All prayers and hopes are a reaching-out for coincidences.
It is not love of self but hatred of self which is at the root of the troubles that afflict our world.
Commitment becomes hysterical when those who have nothing to give advocate generosity, and those who have nothing to give up preach renunciation.
Lack of sensitivity is perhaps basically an unawareness of ourselves.
The short-lived self, teetering on the edge of extinction, is the only thing that can ever really matter.
It is the fate of every great achievement to be pounced upon by pedants and imitators who drain it of life and turn it into an orthodoxy which stifles all stirrings of originality.
The taint inherent in absolute power is not its inhumanity but its antihumanity.
There is a close connection between lack of confidence and the passionate state of mind.
There is no reason why humanity cannot be served equally by weighty and trivial motives.
Faith, enthusiasm, and passionate intensity in general are substitutes for the self-confidence born of experience and the possession of skill. Where there is the necessary skill to move mountains there is no need for the faith that moves mountains.

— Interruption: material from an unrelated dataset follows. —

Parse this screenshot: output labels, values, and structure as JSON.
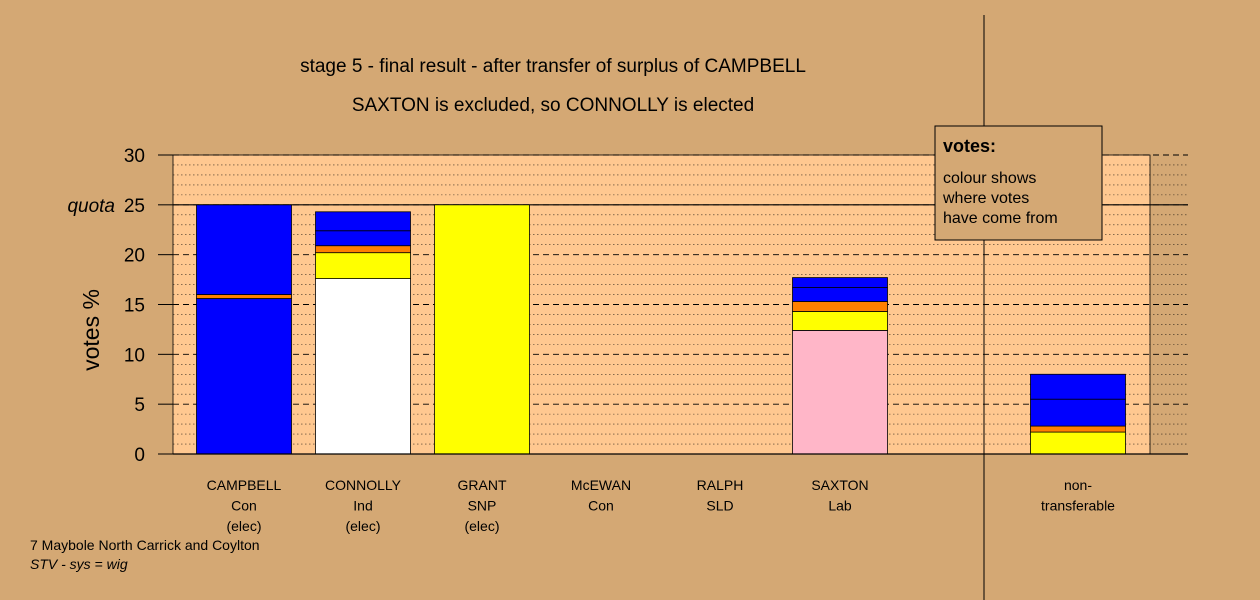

The devil personifies not the nature that is around us but the nature that is within us- the infinitely ferocious and cunning prehuman creature that is still within us, sealed in the subconscious cellars of the psyche.
Those of little faith are of little hatred.
Far more crucial than what we know or do not know is what we do not want to know. One often obtains a clue to a person’s nature by discovering the reasons for his or her imperviousness to certain impressions.
It needs some intelligence to be truly selfish. The unintelligent can only be self-righteous.
Unity and self-sacrifice, of themselves, even when fostered by the most noble means, produce a facility for hating. Even when men league themselves mightily together to promote tolerance and peace on earth, they are likely to be violently intolerant toward those not of a like mind.
The impression somehow prevails that the true believer, particularly the religious individual, is a humble person. The truth is that the surrendering and humbling of the self breeds pride and arrogance.
Passionate intensity may serve as a substitute for confidence.
Fear comes from uncertainty. When we are absolutely certain, whether of our worth or worthlessness, we are almost impervious to fear. Thus a feeling of utter unworthiness can be a source of courage.
More significant than the fact that poets write abstrusely, painters paint abstractly, and composers compose unintelligible music is that people should admire what they cannot understand; indeed, admire that which has no meaning or principle.